This is just FUD.
How?
It can reliably hide your location whenever you need it , which is easily verifiable, unlike for any other phone, by looking at the published schematics. If you are serious about tracking, a blind trust in Google’s hardware (a tracking company!) is not reasonable in my opinion, unless you explicitly trust it for some reason. But the latter is far from “most if not all threat models”.
This is not how location tracking works, and the schematics doesn’t disprove it in any capacity.
There are several ways location tracking can happen:
- Via the IMEI/IMSI : You cannot do anything about this except turning on airplane mode.
- Via network location: Android has strict control over this (via the nearby devices permission). So long as you deny the nearby devices permission and use a VPN to hide your actual IP, an app cannot find your coarse location this way. You can turn on Wifi and still do not expose your location.
On the other hand, practically every package app installed directly on PureOS can just check for the access points around you, check their MAC address around you and you are screwed. See how iwlist works.
To make matters worse, Flatpak apps can see your network interfaces and associated IP addresses (including your real IP) if they have the network socket access. See: Install What IP on Linux | Flathub.
On another note regarding Flatpak apps (unrelated to location tracking), there are various sandbox breakouts with Flatpak in non-obvious ways like the dbus access, so good luck spending time figuring out which dbus is dangerous. Oh, and how could I forget, the fingerprinting surface via /sys available to them is massive. Want proof? Open a a shell in any Flatpak app and check /sys and have a field day.

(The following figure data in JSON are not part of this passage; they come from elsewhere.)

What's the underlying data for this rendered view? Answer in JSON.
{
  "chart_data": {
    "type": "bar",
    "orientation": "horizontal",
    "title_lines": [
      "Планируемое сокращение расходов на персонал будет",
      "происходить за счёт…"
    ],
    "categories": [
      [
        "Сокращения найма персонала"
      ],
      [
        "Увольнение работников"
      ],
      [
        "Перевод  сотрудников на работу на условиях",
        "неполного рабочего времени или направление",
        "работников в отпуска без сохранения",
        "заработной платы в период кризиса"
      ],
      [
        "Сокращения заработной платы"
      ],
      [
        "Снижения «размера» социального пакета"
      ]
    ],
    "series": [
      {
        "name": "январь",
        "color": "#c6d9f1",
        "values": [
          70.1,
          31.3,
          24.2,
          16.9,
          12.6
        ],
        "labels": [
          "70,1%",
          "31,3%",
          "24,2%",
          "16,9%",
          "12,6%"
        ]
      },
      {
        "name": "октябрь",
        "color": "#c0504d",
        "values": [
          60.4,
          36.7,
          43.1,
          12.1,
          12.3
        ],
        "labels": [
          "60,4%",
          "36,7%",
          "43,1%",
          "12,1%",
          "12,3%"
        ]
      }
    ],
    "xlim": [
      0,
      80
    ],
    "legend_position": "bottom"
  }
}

Here is another point as to how “microphone killswitch” can’t provide you with any privacy when you need to talk on a Librem (and the point of having a phone is that you can talk, right? Right?)

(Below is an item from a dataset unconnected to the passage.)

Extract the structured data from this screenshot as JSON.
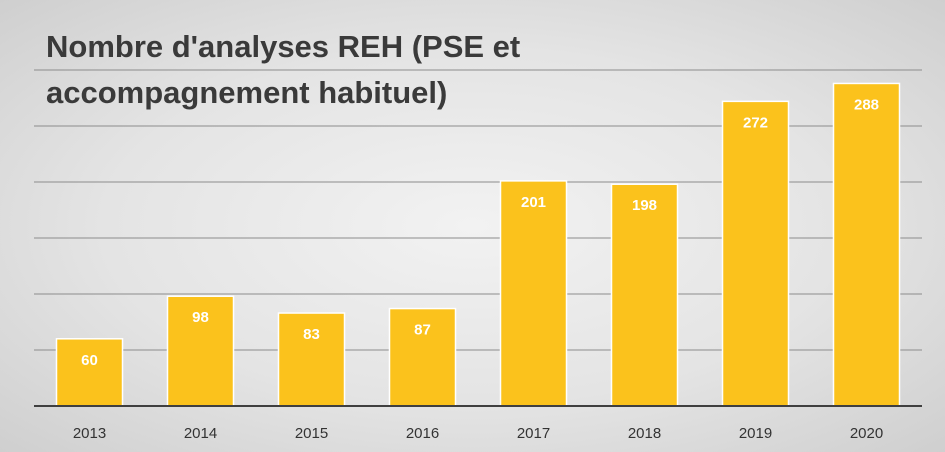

- The vast majority of apps on Linux right now uses PulseAudio, including Signal, Matrix, your browser, games, and so on.
- PulseAudio has no concept of permission for audio in and out.
- Flatpak can only control access to the PulseAudio socket, it cannot control audio in and out of that socket.
- You need to grant access to the PulseAudio to apps which you wanna have audio playback.
- Everytime you turn off that killswitch to talk (like having a private conversation in Signal), every app with access to the PulseAudio socket - be it a Flatpak app with
socket=pulseaudio
or an unsandboxed app - can record your conversation.
On the other hand, neither Android nor iOS have this problem, because they actually can control the microphone permission per-app.
How can I verify the Google’s sandboxing? Is there schematics available? Are all drivers and firmware FLOSS? With kill switches these all are not even necessary, and I can be sure it works as intended.
Since you like the fallacy that open source = trustable so much, let me point out the following:
- The app sandbox is done the AOSP source code. Yeah, if you wanna read that, go ahead.
- Are all drivers and firmware FLOSS? No, and neither are the firmware on a Librem.